To the editor:
In their reply to my letter reporting the shameful performance of our federal representatives regarding human and environmental health issues, the Arnzens accused me of distortion. However, they identified no distortion, merely resorted to the tired and misplaced cry and red tape and regulation.
Like most Americans, they claim to agree that health, environment and the future quality of life should be protected. But they fail to explain how we can persuade companies such as the tobacco, oil and timber corporations to honor these needs. Evidence tells us that even now multinational corporations are happy to take advantage of regulations that provide them with huge subsidies, yet they continue to deny the clear destructiveness of their activities. The shame is that these companies are abetted by our representatives and those electing them.
The issue is not federal intrusion into the lives of average Americans. The issue is regulating the destructive behavior of corporations which lack any social responsibility but are driven solely by economic motives and demands.
When we have to pay large amounts to obtain clean drinking water from the river, it's because someone upstream has polluted it.

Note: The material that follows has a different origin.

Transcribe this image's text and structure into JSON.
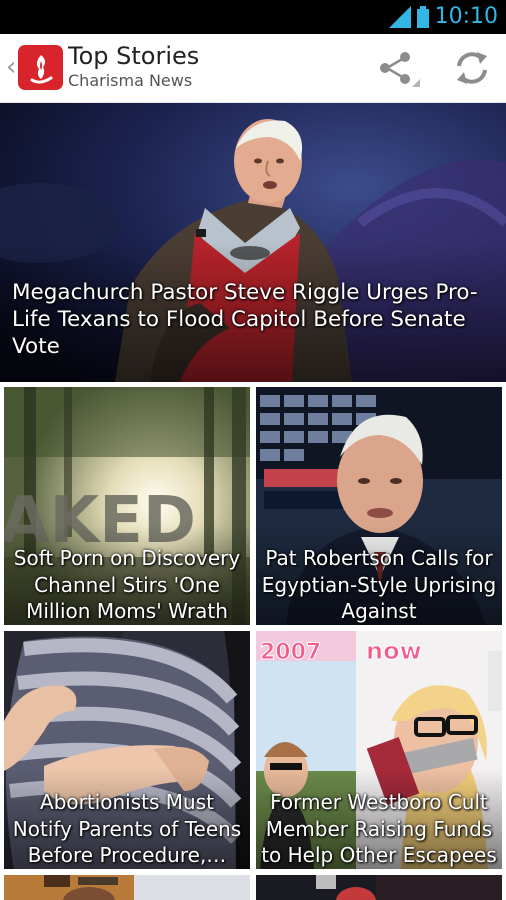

The fundamental questions are simple: Should we pay, or should the polluter pay? And if the polluter wants neither to stop polluting nor to pay for our purification process, how do the Arnzens propose to hold him or her accountable and solve the problem?

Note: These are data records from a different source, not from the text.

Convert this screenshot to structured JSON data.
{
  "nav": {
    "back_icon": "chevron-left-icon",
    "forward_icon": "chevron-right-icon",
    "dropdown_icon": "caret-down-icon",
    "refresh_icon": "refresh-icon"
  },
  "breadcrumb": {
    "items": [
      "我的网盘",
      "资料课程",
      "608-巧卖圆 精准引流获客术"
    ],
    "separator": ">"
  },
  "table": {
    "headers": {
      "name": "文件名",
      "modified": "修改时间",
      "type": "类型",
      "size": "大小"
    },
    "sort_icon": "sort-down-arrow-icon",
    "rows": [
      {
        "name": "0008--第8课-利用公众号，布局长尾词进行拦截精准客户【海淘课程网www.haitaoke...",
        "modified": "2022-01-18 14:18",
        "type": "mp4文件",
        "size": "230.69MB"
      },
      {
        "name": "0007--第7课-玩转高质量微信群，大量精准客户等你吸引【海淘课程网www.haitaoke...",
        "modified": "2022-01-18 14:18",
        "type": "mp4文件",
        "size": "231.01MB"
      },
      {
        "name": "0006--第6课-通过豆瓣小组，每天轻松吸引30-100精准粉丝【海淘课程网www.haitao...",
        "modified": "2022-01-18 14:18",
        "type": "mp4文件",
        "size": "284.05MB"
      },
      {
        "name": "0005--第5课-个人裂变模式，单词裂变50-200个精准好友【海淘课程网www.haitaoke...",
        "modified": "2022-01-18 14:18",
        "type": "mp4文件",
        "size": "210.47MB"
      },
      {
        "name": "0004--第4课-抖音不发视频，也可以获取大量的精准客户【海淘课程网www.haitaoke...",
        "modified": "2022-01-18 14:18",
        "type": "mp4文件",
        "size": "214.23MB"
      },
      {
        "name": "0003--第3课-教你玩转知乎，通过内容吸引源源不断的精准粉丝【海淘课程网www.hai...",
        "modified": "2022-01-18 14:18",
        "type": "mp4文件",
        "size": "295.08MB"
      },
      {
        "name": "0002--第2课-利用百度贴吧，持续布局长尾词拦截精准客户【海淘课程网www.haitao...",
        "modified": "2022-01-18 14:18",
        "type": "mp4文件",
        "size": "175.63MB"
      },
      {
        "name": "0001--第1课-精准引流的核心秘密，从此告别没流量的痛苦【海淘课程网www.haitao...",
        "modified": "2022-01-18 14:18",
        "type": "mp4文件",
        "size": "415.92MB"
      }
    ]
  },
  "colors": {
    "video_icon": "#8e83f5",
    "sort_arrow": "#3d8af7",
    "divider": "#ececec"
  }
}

Considering that the American Cancer Society reports that by 1995 the lifetime cancer rates for women had reached one in three and for men one in two, I suspect that in our hearts we all know who should really be held responsible and who should be paying the bills. When we reflect upon how our economic system works to discourage costly corporate social responsibility, we realize that the system demands we have regulations that demand and enforce such responsibility to provide protection for Americans and an even playing field for industry.